Until TFS 2013 only one gated check-in build was allowed to
run consecutively, this caused, in medium and large size development teams, resource
“starvation”.
Only one validation process ran for each check in, causing
either a long queue and delay in development process and code sharing or a
short and insufficient validation process rendering the gated build validation
system redundant.
No more, in TFS 2013 a new option was added (batched gated
build).
Let a step back to remind ourselves that the purpose of
gated build is to protect the product from breaking on a single developer
error. When it is short and quick (only validates compilation for example) it provides
little protection, on the other hand if adding validation steps (tests etc.) “Costs”
valuable time.
For example 30 minutes validation in a 5 developer team can
cause a request to wait over 2 hours in line for validation.
Batched gated build helps solving this issue.
When setting up a build definition trigger you can determine
the maximum amount of shelvesets (check-ins) you want merged when in queue.
This will cause several check-ins to run together in a
single validation build.
The logic of the trigger is pretty simple: when a build is
queued and the queue is empty it starts right away, if a build is already running
the request will be queued, after the build is completed the server will queue
the next batch in the queue together up to the number stated in the build
definition.
From my experience this practice drops wait time significantly,
and speeds up the development and sharing for the team.
This does not come without implications or concerns though,
here are five:
What happens if a batch
fails to merge while unshelving?
When several shelvesets are unshelved together
there can be conflicts (this can happen even with a single shelveset if the
baseline of the shelveset is not the latest version of code). The build process
template, by default marks each build request for retry (only in the Get
workspace and unshelve process), the retry request will state that when this
shelveset is retried it will run without a batch.
The retry behavior options are:
Do not Batch – each failed request in a batch
will be retried separately by the server.
Batch Dynamically – the build server will
allow retried requests to be batched regularly in the queue.
Batch Isolated – the Batch will only be
retried with the requests it originally ran with.
How to setup automatic
retry for a batch?
In order to have the build server
automatically start failed requests ahead of the queue you can use the “Force
Retry” option.
How to avoid an endless
loop of automatic attempts?
Using the “Force” option should only be
attempted with “DoNotBatch” behavior to avoid endless loop of failed Builds.
What happens if a batch
fails to validate?
The retry
requests activity in the default process template resides only in the “Get
Workspace” step, so other failures is not treated the same by default. You can,
however use in again (by creating a custom template) in the workflow with a
simple logic that will retry batched requests on their own automatically ahead
of the queue and mark an unlatched request for retry Dynamically (not
Automatically, of course).
Force = True, DoNotBatch Force = False, BatchDynamically
What is the optimal batch
size?
Using this (Kung Fu) tricks will shorten
the build queue indeed but you should beware of trying to setup to small or to
large batch. Keeping in mind, that with auto retry, each failed batch can take
up to n+1 times of the average build time (n being the batch
size). Setting batch size to small will not speed up queue progress and to big
can hang the queue for a long time to validate the error.
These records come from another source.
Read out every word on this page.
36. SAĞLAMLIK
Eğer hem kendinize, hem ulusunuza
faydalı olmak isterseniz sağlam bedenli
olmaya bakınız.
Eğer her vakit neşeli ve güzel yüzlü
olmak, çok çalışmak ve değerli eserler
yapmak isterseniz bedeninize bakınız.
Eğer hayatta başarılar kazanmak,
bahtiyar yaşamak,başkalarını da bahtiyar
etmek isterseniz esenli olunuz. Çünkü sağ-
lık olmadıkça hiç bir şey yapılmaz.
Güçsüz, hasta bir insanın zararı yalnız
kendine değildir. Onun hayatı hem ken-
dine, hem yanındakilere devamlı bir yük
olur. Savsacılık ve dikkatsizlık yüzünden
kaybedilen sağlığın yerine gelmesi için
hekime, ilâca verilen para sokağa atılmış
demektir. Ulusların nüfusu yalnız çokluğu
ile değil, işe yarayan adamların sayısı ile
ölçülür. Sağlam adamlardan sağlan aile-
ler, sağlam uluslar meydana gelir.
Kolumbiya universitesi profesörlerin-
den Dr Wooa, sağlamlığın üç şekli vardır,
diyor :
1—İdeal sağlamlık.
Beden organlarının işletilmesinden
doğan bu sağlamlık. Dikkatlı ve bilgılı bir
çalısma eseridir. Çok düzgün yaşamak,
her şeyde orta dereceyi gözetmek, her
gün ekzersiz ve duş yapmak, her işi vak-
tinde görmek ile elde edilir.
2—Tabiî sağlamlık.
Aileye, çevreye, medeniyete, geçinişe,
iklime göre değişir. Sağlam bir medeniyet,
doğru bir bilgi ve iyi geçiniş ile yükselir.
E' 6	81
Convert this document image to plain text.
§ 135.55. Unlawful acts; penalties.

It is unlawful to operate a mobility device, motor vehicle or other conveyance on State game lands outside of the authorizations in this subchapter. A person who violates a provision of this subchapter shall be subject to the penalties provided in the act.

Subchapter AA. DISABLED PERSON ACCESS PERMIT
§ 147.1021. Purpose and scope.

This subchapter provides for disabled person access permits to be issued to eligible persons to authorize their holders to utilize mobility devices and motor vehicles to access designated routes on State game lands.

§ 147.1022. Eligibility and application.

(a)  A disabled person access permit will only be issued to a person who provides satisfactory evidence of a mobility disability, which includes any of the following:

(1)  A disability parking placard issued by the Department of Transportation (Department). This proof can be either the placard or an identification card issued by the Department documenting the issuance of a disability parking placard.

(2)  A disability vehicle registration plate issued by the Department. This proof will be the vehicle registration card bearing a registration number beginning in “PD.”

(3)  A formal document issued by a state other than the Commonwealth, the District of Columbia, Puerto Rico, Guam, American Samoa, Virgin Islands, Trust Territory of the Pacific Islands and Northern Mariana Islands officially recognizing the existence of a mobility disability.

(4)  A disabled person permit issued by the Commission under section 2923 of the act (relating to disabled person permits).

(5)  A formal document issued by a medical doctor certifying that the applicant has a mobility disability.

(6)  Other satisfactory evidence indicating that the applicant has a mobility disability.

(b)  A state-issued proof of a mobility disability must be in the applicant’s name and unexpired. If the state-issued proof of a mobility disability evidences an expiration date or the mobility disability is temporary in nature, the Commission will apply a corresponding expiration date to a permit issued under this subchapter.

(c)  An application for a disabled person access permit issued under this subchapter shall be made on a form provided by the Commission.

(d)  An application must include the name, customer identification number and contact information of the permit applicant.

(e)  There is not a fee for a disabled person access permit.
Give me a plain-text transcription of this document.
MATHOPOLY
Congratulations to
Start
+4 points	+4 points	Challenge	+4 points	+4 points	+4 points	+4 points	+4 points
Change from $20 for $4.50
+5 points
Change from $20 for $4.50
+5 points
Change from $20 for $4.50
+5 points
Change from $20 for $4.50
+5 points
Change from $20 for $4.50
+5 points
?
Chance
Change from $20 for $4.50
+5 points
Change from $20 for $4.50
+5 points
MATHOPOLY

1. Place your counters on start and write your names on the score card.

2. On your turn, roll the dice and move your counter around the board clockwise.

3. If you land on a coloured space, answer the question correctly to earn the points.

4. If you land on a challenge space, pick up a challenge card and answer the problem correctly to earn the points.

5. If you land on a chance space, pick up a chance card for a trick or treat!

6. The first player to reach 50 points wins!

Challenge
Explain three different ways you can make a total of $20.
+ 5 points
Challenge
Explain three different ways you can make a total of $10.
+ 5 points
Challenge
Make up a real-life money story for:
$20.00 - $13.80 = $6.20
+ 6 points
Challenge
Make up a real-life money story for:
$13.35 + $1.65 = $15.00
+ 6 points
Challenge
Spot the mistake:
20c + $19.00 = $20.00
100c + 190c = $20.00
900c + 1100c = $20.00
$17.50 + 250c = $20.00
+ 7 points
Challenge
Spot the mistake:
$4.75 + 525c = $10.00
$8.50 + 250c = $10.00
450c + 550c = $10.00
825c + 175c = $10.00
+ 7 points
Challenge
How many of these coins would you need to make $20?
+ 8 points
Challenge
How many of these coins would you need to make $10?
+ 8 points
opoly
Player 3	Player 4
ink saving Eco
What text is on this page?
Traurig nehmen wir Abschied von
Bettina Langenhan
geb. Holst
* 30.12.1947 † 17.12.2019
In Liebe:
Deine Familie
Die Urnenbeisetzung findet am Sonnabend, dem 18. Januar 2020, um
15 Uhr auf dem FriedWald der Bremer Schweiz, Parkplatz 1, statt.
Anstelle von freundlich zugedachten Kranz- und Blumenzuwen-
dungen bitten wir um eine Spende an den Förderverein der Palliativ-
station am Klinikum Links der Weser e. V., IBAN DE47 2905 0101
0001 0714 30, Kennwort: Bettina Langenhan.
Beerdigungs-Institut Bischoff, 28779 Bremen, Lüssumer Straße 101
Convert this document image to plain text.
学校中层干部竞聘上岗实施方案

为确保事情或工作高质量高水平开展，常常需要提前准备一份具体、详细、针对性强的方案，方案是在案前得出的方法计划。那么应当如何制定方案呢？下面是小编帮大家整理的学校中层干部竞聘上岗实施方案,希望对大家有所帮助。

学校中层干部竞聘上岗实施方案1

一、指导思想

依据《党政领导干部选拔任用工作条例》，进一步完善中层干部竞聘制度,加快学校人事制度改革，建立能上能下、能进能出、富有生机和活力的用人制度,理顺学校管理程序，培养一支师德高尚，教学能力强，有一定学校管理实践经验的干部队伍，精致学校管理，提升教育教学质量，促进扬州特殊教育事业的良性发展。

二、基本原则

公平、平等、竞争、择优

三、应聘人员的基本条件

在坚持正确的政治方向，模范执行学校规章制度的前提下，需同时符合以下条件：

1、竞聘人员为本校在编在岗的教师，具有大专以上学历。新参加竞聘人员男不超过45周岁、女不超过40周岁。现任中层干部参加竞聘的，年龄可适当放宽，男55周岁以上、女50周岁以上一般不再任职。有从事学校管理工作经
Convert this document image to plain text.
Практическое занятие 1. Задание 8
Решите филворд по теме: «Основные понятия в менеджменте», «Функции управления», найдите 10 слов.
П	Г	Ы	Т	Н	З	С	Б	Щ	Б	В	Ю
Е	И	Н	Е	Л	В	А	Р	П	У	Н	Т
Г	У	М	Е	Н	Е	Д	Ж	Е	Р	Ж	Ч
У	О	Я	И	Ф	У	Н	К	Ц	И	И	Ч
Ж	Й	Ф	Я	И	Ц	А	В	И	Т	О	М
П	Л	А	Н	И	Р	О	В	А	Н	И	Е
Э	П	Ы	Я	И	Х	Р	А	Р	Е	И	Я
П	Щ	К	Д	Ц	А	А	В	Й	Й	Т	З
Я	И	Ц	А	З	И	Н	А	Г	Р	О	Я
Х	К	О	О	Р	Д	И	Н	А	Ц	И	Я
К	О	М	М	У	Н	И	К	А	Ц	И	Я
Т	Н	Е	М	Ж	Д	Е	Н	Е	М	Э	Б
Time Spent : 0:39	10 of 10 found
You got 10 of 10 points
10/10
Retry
Large batch size can increase the probability
of merge conflicts as well.
My educated guess is to keep the batch size between 3
to 5, this should shorten the wait time significantly and not block the queue
for excessive time on failure.
To sum up: the batched build solution is optimal for using
gated check-in validation without the resource starvation it used to cause. There
are other issues to be taken into consideration like modifying the shelveset
validation and merge process and customize the build process to save time. Furthermore,
by using batched builds a single developer can block the queue for a long time [(Batch
size + 1)X(Average Build time)]. Analyzing, publishing and reporting the
“shame list” of developers that checked in invalidated code causing resource
starvation once more can motivate your team to run local pre validation, which will
result in improving your developers as well as code while keeping the product
stable (win-win-win).
Till next time.